Upward Unlimited (www.upward.org) is a business and ministry located in South Carolina.  Their business is providing services and products to churches that wish to run sports leagues.  Their mission, though, is related to them as a ministry and is: 

“To introduce children to Jesus Christ by creating opportunities to serve through sports.”

That’s about as perfect an expression of mission as it gets.  Its tight, clear, specific and easy to understand.  But is it effective?  Put another way, does the organization align behind it?  Yes it is, and yes they do.

What I find fascinating about Upward is that in every meeting, and in every discussion, this mission is pre-eminent in their comments, thoughts and actions and every decision they make is geared towards “how does this help us serve our mission”.  As a Microsoft partner serving some of their IT needs, their selection process of us as a vendor was based on how we would serve this mission.  Our first meeting after the selection was primarily designed to help us understand that the mission isn’t part of the company – it is the company.  Our planning meetings with them (which occur quarterly) focus on how to improve their ability to focus on the mission through effective use of information technology.

This clearly expressed mission, and high degree of alignment around it, improves our partnership because every recommendation we make and every proposed project we suggest is evaluated first by us, then by Upward, on the basis of how well it serves the mission – not how it serves the ego of the CIO, or the comp plan of the CFO, or the personality of the VP of Sales. 

One last point specific to Upward:  their faith-based mission helps alignment because it creates a common set of values and vocabulary.  However, its their focus on the mission that creates their success.  This is possible to achieve for any company not just faith-based organizations.

As a partner, how can you best work with this kind of mission driven client? 

  1. Initially (during the sales or evaluation cycle), take the time to understand the culture and the alignment around mission. More importantly, make certain alignment exists between your culture and their mission.
  2. Evaluate your work (proposed and completed) based on its ability to support the mission
  3. Make certain any team members that work with the client are informed and clear about the client’s mission, can articulate it, and can express how their work aligns with it
  4. Finally, spend planning time with the client (that may be non-billable) in order to refresh yourselves at the fountain of the client’s culture.

Love to hear your opinions on this and your experience with other highly aligned clients.

  1. August 25, 2008 at 11:46 am

    I generally agree with one caveat. Non-profits often have a stronger sense of mission than for-profits. I sat in a room with 40 MBA alumns about 5 years after my degree. 1 person in the room could quote their company mission statement by heart. He worked for the Orlando Rescue Mission. Feeding the homeless is a pretty powerful mission.

    Often folks who work for non-profits do so because they believe in the mission, it’s certainly not for the pay. I don’t think that this attitude is as prevalent in typical companies.

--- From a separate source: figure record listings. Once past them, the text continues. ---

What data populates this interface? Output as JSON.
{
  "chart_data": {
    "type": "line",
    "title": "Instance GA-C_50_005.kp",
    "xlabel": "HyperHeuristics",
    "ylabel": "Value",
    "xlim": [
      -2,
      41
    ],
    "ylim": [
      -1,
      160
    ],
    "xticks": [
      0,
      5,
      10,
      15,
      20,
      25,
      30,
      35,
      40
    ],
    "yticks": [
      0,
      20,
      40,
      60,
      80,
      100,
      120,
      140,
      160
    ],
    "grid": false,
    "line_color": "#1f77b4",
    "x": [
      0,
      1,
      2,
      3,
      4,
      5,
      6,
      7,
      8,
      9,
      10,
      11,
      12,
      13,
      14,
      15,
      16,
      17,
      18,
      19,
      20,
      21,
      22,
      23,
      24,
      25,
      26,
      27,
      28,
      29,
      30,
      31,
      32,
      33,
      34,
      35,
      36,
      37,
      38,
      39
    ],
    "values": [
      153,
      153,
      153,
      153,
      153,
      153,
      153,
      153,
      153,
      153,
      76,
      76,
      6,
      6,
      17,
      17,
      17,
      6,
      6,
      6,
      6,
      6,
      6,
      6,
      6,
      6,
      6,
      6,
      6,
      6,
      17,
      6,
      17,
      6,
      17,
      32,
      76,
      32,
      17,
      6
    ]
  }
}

    I do find that it’s easier to get and make decisions with mission driven companies. They are very good at applying options to the mission and figuring out which choice best supports their corporate goals.


  2. Dwight Specht
    August 25, 2008 at 5:59 pm


    I agree that non-profits and faith-based have an inherent strength of mission. However, that small disadvantage for for-profit organizations is easily overcome if the stated mission is clear, pervasive and oft-discussed and if it is made integral to their decision making processes.

    Upward isn’t good because its faith-based – its good because its mission is core to everything they discuss and do. The NAACP, as an example, diluted its mission in non-aligned behaviors under Mfume and Chavis. Great Plains Software, as an alternative example, never lost its mission (until its was abosorbed my MS).

    Ultimatley, the alignment around mission, regardless of company type, is what’s important.